CUDA Cooperative

Warning

Python exposure of cooperative algorithms is in public beta. The API is subject to change without notice.

cuda.cooperative.experimental.warp.exclusive_sum(dtype, threads_in_warp=32)

Computes an exclusive warp-wide prefix sum using addition (+) as the scan operator. The value of 0 is applied as the initial value, and is assigned to the output in lane0.

Example

The code snippet below illustrates an exclusive prefix sum of 32 integer items:

patch.patch_numba_linker(lto=True)

Below is the code snippet that demonstrates the usage of the exclusive_sum API:

# Specialize exclusive sum for a warp of threads
warp_exclusive_sum = cudax.warp.exclusive_sum(numba.int32)

# Link the exclusive sum to a CUDA kernel
@cuda.jit(link=warp_exclusive_sum.files)
def kernel(data):
    # Collectively compute the warp-wide exclusive prefix sum
    data[cuda.threadIdx.x] = warp_exclusive_sum(data[cuda.threadIdx.x])

Suppose the set of input thread_data across the warp of threads is { [1, 1, 1, 1], [1, 1, 1, 1], ..., [1, 1, 1, 1] }. The corresponding output thread_data in those threads will be { [0, 1, 2, 3], [4, 5, 6, 7], ..., [28, 29, 30, 31] }.

Parameters
  • dtype – Data type being scanned

  • threads_in_warp – The number of threads in a warp

Returns

A callable object that can be linked to and invoked from a CUDA kernel

cuda.cooperative.experimental.warp.merge_sort_keys(dtype, items_per_thread, compare_op, threads_in_warp=32, methods=None)

Performs a warp-wide merge sort over a blocked arrangement of keys.

Example

The code snippet below illustrates a sort of 128 integer keys that are partitioned in a blocked arrangement across a warp of 32 threads where each thread owns 4 consecutive keys. We start by importing necessary modules:

patch.patch_numba_linker(lto=True)

Below is the code snippet that demonstrates the usage of the merge_sort_keys API:

# Define comparison operator
def compare_op(a, b):
    return a > b

# Specialize merge sort for a warp of threads owning 4 integer items each
items_per_thread = 4
warp_merge_sort = cudax.warp.merge_sort_keys(
    numba.int32, items_per_thread, compare_op
)

# Link the merge sort to a CUDA kernel
@cuda.jit(link=warp_merge_sort.files)
def kernel(keys):
    # Obtain a segment of consecutive items that are blocked across threads
    thread_keys = cuda.local.array(shape=items_per_thread, dtype=numba.int32)

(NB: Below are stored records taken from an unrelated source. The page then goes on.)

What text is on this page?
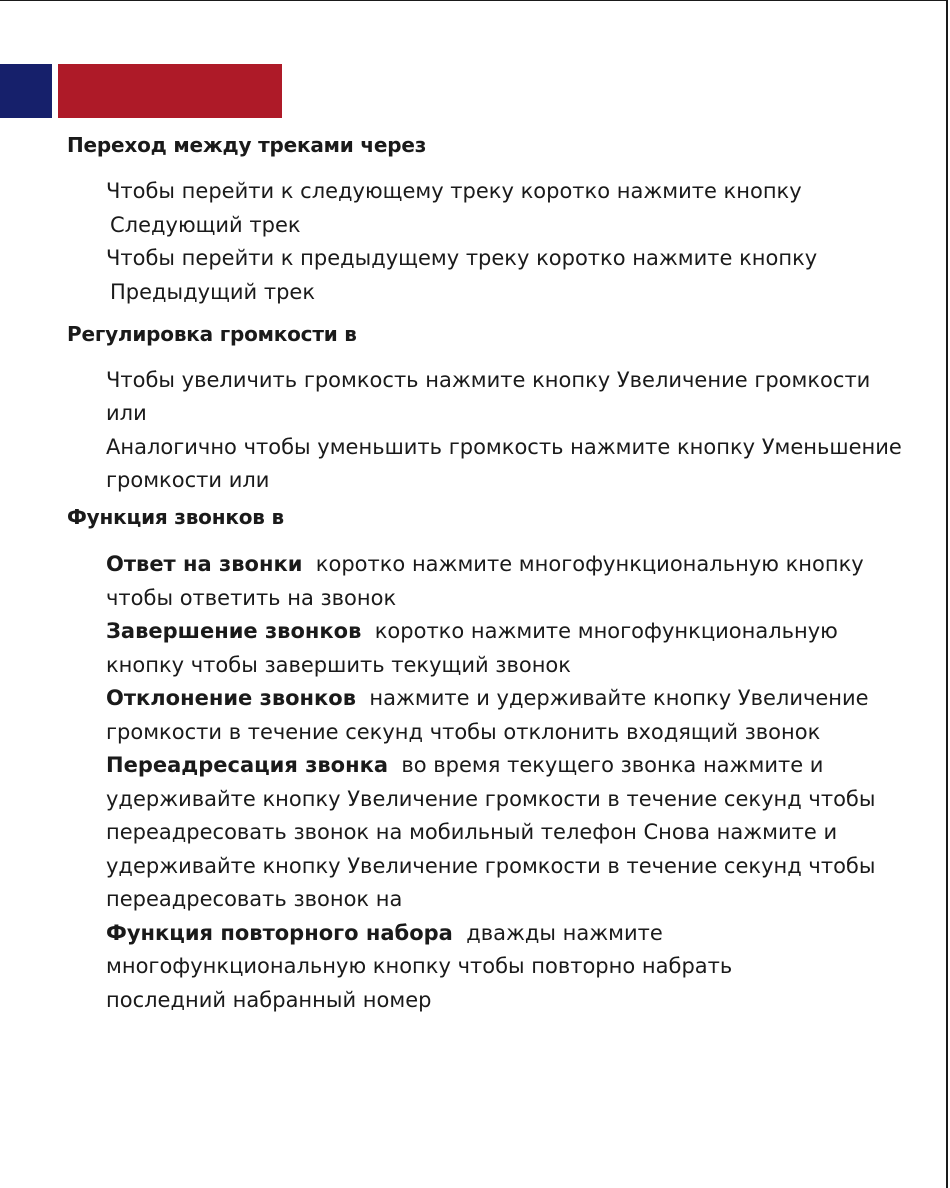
Переход между треками через

Чтобы перейти к следующему треку коротко нажмите кнопку

Следующий трек

Чтобы перейти к предыдущему треку коротко нажмите кнопку

Предыдущий трек

Регулировка громкости в

Чтобы увеличить громкость нажмите кнопку Увеличение громкости

или

Аналогично чтобы уменьшить громкость нажмите кнопку Уменьшение

громкости или

Функция звонков в

Ответ на звонки коротко нажмите многофункциональную кнопку

чтобы ответить на звонок

Завершение звонков коротко нажмите многофункциональную

кнопку чтобы завершить текущий звонок

Отклонение звонков нажмите и удерживайте кнопку Увеличение

громкости в течение секунд чтобы отклонить входящий звонок

Переадресация звонка во время текущего звонка нажмите и

удерживайте кнопку Увеличение громкости в течение секунд чтобы

переадресовать звонок на мобильный телефон Снова нажмите и

удерживайте кнопку Увеличение громкости в течение секунд чтобы

переадресовать звонок на

Функция повторного набора дважды нажмите

многофункциональную кнопку чтобы повторно набрать

последний набранный номер
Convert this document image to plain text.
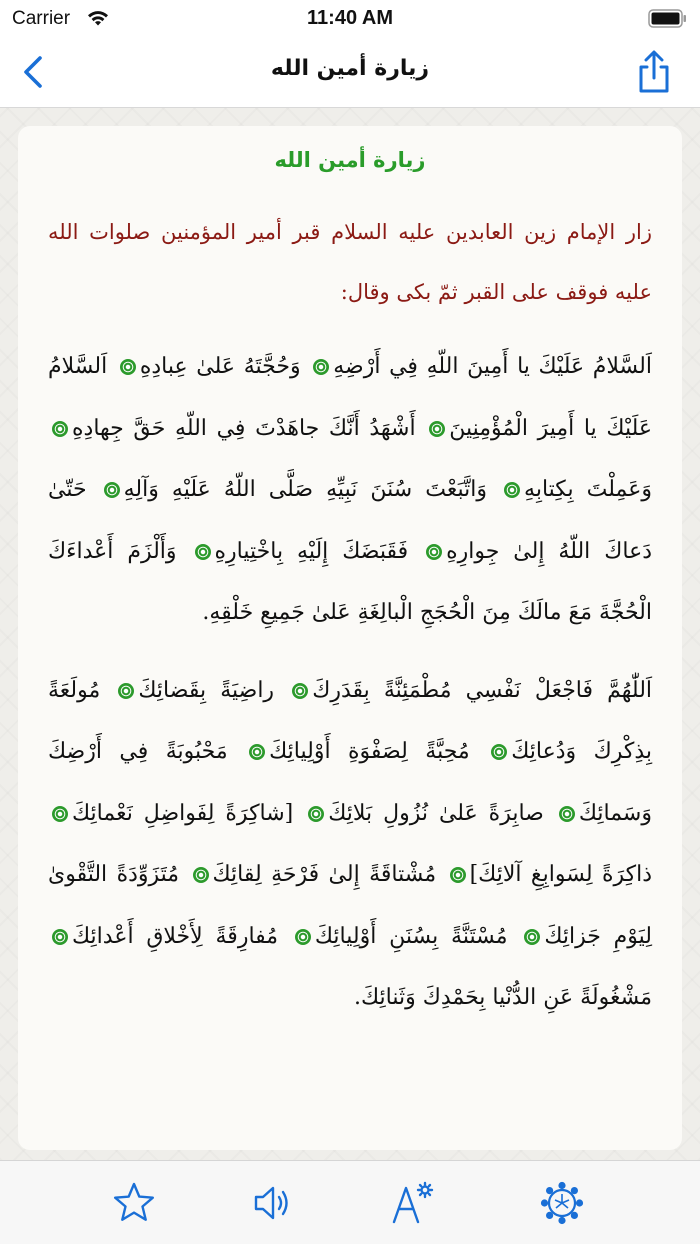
Carrier	11:40 AM
زيارة أمين الله
زيارة أمين الله
زار الإمام زين العابدين عليه السلام قبر أمير المؤمنين صلوات الله عليه فوقف على القبر ثمّ بكى وقال:

اَلسَّلامُ عَلَيْكَ يا أَمِينَ اللّهِ فِي أَرْضِهِ وَحُجَّتَهُ عَلىٰ عِبادِهِ اَلسَّلامُ عَلَيْكَ يا أَمِيرَ الْمُؤْمِنِينَ أَشْهَدُ أَنَّكَ جاهَدْتَ فِي اللّهِ حَقَّ جِهادِهِ وَعَمِلْتَ بِكِتابِهِ وَاتَّبَعْتَ سُنَنَ نَبِيِّهِ صَلَّى اللّهُ عَلَيْهِ وَآلِهِ حَتّىٰ دَعاكَ اللّهُ إِلىٰ جِوارِهِ فَقَبَضَكَ إِلَيْهِ بِاخْتِيارِهِ وَأَلْزَمَ أَعْداءَكَ الْحُجَّةَ مَعَ مالَكَ مِنَ الْحُجَجِ الْبالِغَةِ عَلىٰ جَمِيعِ خَلْقِهِ.

اَللّٰهُمَّ فَاجْعَلْ نَفْسِي مُطْمَئِنَّةً بِقَدَرِكَ راضِيَةً بِقَضائِكَ مُولَعَةً بِذِكْرِكَ وَدُعائِكَ مُحِبَّةً لِصَفْوَةِ أَوْلِيائِكَ مَحْبُوبَةً فِي أَرْضِكَ وَسَمائِكَ صابِرَةً عَلىٰ نُزُولِ بَلائِكَ [شاكِرَةً لِفَواضِلِ نَعْمائِكَ ذاكِرَةً لِسَوابِغِ آلائِكَ] مُشْتاقَةً إِلىٰ فَرْحَةِ لِقائِكَ مُتَزَوِّدَةً التَّقْوىٰ لِيَوْمِ جَزائِكَ مُسْتَنَّةً بِسُنَنِ أَوْلِيائِكَ مُفارِقَةً لِأَخْلاقِ أَعْدائِكَ مَشْغُولَةً عَنِ الدُّنْيا بِحَمْدِكَ وَثَنائِكَ.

    for i in range(items_per_thread):
        thread_keys[i] = keys[cuda.threadIdx.x * items_per_thread + i]

    # Collectively sort the keys
    warp_merge_sort(thread_keys)

    # Copy the sorted keys back to the output
    for i in range(items_per_thread):
        keys[cuda.threadIdx.x * items_per_thread + i] = thread_keys[i]

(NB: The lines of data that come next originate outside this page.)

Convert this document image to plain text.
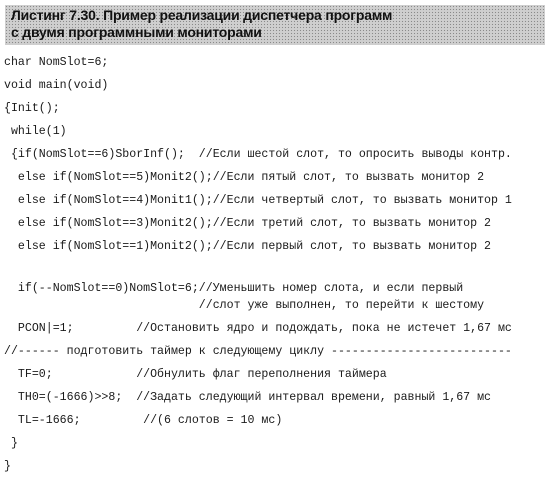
Листинг 7.30. Пример реализации диспетчера программ
с двумя программными мониторами
char NomSlot=6;
void main(void)
{Init();
while(1)
{if(NomSlot==6)SborInf();  //Если шестой слот, то опросить выводы контр.
else if(NomSlot==5)Monit2();//Если пятый слот, то вызвать монитор 2
else if(NomSlot==4)Monit1();//Если четвертый слот, то вызвать монитор 1
else if(NomSlot==3)Monit2();//Если третий слот, то вызвать монитор 2
else if(NomSlot==1)Monit2();//Если первый слот, то вызвать монитор 2
if(--NomSlot==0)NomSlot=6;//Уменьшить номер слота, и если первый
//слот уже выполнен, то перейти к шестому
PCON|=1;         //Остановить ядро и подождать, пока не истечет 1,67 мс
//------ подготовить таймер к следующему циклу --------------------------
TF=0;            //Обнулить флаг переполнения таймера
TH0=(-1666)>>8;  //Задать следующий интервал времени, равный 1,67 мс
TL=-1666;         //(6 слотов = 10 мс)
}
}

Suppose the set of input thread_keys across the warp of threads is { [0, 1, 2, 3], [4, 5, 6, 7], ..., [124, 125, 126, 127] }. The corresponding output thread_keys in those threads will be { [127, 126, 125, 124], [123, 122, 121, 120], ..., [3, 2, 1, 0] }.

Parameters
  • dtype – Numba data type of the keys to be sorted

  • threads_in_warp – The number of threads in a warp

  • items_per_thread – The number of items each thread owns

  • compare_op – Comparison function object which returns true if the first argument is ordered before the second one

Returns

A callable object that can be linked to and invoked from a CUDA kernel

cuda.cooperative.experimental.warp.reduce(dtype, binary_op, threads_in_warp=32, methods=None)

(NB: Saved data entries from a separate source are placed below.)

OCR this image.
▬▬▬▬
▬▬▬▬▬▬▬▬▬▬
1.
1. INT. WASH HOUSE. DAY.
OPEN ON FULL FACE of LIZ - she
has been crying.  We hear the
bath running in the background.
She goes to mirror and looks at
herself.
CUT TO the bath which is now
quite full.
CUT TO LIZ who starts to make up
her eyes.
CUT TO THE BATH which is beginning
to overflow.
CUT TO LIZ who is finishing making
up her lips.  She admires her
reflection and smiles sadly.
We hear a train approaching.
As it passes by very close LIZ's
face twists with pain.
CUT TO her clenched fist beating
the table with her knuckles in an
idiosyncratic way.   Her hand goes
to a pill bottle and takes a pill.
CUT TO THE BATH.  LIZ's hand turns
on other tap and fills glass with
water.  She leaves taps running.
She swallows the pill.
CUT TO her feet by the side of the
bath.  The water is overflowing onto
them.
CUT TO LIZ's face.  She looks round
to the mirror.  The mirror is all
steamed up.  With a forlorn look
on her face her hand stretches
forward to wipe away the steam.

Computes a warp-wide reduction for lane0 using the specified binary reduction functor. Each thread contributes one input element.

Warning

The return value is undefined in threads other than thread0.

Example

The code snippet below illustrates a max reduction of 32 integer items that are partitioned across a warp of threads.

patch.patch_numba_linker(lto=True)

Below is the code snippet that demonstrates the usage of the reduce API:

warp_reduce = cudax.warp.reduce(numba.int32, op)

@cuda.jit(link=warp_reduce.files)
def kernel(input, output):
    warp_output = warp_reduce(input[cuda.threadIdx.x])

    if cuda.threadIdx.x == 0:
        output[0] = warp_output

Suppose the set of inputs across the warp of threads is { 0, 1, 2, 3, ..., 31 }. The corresponding output in the threads lane0 will be { 31 }.

Parameters
  • dtype – Data type being reduced

  • threads_in_warp – The number of threads in a warp

  • binary_op – Binary reduction function

Returns

A callable object that can be linked to and invoked from a CUDA kernel

cuda.cooperative.experimental.warp.sum(dtype, threads_in_warp=32)

Computes a warp-wide reduction for lane0 using addition (+) as the reduction operator. Each thread contributes one input element.

Warning

The return value is undefined in threads other than thread0.

Example

The code snippet below illustrates a reduction of 32 integer items that are partitioned across a warp of threads.

patch.patch_numba_linker(lto=True)

Below is the code snippet that demonstrates the usage of the reduce API:

warp_sum = cudax.warp.sum(numba.int32)

@cuda.jit(link=warp_sum.files)
def kernel(input, output):
    warp_output = warp_sum(input[cuda.threadIdx.x])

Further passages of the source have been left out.